“Each friend represents a world in us, a world not born until they arrive, and it is only by this meeting that a new world is born.” Anais Nin
The American Psychosocial Oncology Society (APOS)/ International Psychosocial Oncology Society (IPOS) World Conference – From National to Global: Implementing the Standard of Psychosocial Care in Oncology convenes in Washington, DC next week. Hundreds of people from around the world will gather to speak, discuss issues, present studies and show research all involving the psychological and social care that is needed to help those who have received a diagnosis of cancer.
I’ll be there, too.
I go on my own without an affiliation with a major hospital or cancer treatment center or even any group that provides psychological care to cancer patients, their partners, families and friends. I feel a bit like someone going off to a huge university, not knowing anyone, unsure and a bit intimidated. I’ll be presenting a poster, In Any Language: Creating a Heartfelt Narrative in Patient Centered Cancer Care. I hope they like me …
Not wanting to give a lot of power to my fear and anxiety and my concerns that “no one will ask me to dance”, I am going with the intention of meeting some new colleagues who share some of my values about patient centered care. My grander hope is that I may even make some new friends. As a single practitioner, I work alone. While I seek consultation and conversation with others, it can still be isolating. I often write about the needs of the patients and their families but today I’m coming from the perspective of the professional or caregiver. As both patient and therapist, I understand the different needs of each group.

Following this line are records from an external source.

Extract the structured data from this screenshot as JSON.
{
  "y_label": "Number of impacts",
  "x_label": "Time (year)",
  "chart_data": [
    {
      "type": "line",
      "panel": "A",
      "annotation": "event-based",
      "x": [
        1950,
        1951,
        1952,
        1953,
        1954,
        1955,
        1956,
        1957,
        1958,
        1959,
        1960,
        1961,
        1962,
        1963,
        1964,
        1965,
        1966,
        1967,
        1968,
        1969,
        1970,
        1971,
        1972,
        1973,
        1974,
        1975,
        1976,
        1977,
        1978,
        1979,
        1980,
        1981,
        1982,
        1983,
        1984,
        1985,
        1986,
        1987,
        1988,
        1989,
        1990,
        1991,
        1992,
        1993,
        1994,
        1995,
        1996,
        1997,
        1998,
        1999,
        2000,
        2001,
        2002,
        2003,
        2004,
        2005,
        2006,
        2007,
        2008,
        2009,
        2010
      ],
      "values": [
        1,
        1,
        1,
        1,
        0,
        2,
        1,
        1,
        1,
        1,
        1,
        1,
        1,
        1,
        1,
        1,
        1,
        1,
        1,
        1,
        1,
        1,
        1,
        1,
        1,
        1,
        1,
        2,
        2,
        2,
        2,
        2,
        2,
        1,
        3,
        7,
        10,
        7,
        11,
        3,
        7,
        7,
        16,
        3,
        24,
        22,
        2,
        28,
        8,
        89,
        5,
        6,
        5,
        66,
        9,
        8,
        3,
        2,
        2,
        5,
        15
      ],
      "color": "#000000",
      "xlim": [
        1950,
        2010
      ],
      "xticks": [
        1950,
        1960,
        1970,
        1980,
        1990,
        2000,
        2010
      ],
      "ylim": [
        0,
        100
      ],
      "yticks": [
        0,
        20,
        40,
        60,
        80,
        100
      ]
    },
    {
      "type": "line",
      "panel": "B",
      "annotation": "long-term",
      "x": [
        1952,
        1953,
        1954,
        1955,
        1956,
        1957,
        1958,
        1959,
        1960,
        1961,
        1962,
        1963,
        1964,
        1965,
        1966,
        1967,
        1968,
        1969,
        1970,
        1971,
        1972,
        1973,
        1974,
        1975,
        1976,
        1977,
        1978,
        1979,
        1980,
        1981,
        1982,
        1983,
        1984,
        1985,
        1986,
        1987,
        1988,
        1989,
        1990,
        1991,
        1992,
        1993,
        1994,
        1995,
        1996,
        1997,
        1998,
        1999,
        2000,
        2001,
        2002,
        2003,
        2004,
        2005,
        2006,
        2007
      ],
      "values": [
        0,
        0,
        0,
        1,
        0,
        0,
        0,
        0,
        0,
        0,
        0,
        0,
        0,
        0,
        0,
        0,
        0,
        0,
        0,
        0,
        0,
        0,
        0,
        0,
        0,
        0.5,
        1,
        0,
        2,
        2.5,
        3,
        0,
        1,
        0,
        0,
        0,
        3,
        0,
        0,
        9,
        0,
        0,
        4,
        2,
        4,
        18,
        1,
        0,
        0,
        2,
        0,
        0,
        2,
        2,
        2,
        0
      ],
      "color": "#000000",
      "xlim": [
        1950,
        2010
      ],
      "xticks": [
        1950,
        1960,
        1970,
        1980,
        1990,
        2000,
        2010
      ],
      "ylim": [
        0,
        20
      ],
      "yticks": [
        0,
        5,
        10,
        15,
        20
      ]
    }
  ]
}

My contacts and connections in the cancer community are deeply meaningful. I am grateful for those who honor me with their trust as they struggle with heartache, pain, helplessness, and frustration. There can also be joy and transformation in the experience of life threatening illness. In the midst of this, I can feel tired and discouraged. Sometimes when I finish for the day, I feel lonely, the grief of others touches me and I, too, am sorrowful. I need someone to talk to, too. We all do …
My intention is to arrive in Washington, DC with a heart that is open to others who work with those facing life threatening illness. I’ll arrive looking to connect with others, to “create a meeting where a whole new world is born.” I have a feeling I just might make a friend. I’ll let you know.